Beyond the retail grocery worker, third party technical support and service companies are also trained via the Alert Innovation Academy to expertly maintain the Alphabot platform. This is just one part of a whole new ecosystem that automation drives – manufacturing, engineering, quality, service and more. Alert strives to turbocharge this ecosystem and corresponding job growth in the U.S.

And what happens to the grocery experience?
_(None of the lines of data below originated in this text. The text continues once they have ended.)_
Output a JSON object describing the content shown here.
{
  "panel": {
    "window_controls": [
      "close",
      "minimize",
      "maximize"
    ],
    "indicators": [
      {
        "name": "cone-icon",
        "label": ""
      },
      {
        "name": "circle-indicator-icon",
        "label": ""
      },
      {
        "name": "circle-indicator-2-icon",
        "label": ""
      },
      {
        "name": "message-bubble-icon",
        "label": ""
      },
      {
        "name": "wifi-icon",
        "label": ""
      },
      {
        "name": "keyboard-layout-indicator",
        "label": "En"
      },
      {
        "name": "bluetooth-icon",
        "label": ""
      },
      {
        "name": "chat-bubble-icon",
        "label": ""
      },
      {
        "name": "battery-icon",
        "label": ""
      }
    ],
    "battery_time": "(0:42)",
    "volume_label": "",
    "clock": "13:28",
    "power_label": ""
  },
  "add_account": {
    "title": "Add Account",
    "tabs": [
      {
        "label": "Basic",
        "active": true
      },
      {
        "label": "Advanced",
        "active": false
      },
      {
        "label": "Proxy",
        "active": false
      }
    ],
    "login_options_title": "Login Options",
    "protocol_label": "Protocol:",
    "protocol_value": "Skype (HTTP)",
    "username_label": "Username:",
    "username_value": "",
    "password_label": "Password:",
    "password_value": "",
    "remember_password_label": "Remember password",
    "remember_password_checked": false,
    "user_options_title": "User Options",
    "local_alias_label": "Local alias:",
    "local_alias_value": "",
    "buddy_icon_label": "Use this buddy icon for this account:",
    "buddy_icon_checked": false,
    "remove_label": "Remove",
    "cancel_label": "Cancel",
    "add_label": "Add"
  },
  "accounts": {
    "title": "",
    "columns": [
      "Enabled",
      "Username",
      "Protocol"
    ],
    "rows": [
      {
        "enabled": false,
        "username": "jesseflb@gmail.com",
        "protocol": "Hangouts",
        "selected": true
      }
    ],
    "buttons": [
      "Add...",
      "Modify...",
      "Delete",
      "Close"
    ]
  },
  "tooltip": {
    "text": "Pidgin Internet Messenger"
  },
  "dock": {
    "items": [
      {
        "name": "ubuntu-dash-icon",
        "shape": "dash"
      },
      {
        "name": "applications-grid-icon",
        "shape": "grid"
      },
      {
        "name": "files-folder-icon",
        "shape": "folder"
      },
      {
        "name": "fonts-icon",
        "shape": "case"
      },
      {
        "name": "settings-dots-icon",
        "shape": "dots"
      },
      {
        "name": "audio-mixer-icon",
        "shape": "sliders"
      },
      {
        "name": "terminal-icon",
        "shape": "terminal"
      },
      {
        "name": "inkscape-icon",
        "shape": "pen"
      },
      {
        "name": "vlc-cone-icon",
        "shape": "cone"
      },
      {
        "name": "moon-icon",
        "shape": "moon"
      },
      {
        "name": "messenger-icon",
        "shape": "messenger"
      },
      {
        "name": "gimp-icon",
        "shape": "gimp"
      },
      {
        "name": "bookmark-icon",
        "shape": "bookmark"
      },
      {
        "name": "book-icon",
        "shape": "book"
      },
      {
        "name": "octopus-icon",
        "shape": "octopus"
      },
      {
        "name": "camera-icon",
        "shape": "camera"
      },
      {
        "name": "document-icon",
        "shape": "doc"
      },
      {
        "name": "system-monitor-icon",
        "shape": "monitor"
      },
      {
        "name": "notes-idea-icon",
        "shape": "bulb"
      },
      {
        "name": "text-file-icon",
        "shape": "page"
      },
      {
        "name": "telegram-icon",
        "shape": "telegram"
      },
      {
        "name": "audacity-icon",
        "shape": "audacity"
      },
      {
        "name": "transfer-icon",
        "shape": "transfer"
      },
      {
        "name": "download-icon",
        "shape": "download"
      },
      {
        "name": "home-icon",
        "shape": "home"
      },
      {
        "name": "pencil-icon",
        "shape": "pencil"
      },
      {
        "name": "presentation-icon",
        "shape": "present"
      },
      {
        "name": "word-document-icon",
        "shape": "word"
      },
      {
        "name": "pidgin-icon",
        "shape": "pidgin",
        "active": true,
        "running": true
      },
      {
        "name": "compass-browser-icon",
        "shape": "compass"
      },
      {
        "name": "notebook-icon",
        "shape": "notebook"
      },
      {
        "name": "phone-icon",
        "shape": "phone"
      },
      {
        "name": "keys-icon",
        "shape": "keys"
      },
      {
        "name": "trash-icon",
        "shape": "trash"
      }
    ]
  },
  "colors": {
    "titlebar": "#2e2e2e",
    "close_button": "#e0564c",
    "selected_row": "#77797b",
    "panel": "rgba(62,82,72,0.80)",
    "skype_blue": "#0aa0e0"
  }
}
The immediate impact of automation improves the shopper experience on many levels – aisle congestion from gig shoppers goes away, order accuracy goes up and deliveries are faster. Looking further down the road, there is a tremendous opportunity for grocers to redeploy employees in the store so they can focus on experiential shopping. This is a concept at Alert called Novastore. Human interaction with the butcher, the baker, the team in produce, in store cafes and cooking demos. It is back to meeting basic human needs of shoppers and real workers engaging in real interactions in person.

So, are robots good?

If you are familiar with Peter Diamandis’ book ‘Abundance’ or are a student of psychology, you will appreciate that we humans tend to look at things with a half glass empty perspective. The fear of potential loss is much greater than our appreciation of potential gain.

However, historical data tells us that things keep getting better. If you look at the following charts, we are working almost half the hours today as in 1870 and wages have increased over 20 fold and poverty is down 80%.

So are robots good? They are the continued progression of electricity replacing candlelight, and cars replacing horses. They deliver more productivity, higher quality work and an increased standard of living, giving us back time to engage with customers and get back to basics of building a better future together with few downsides.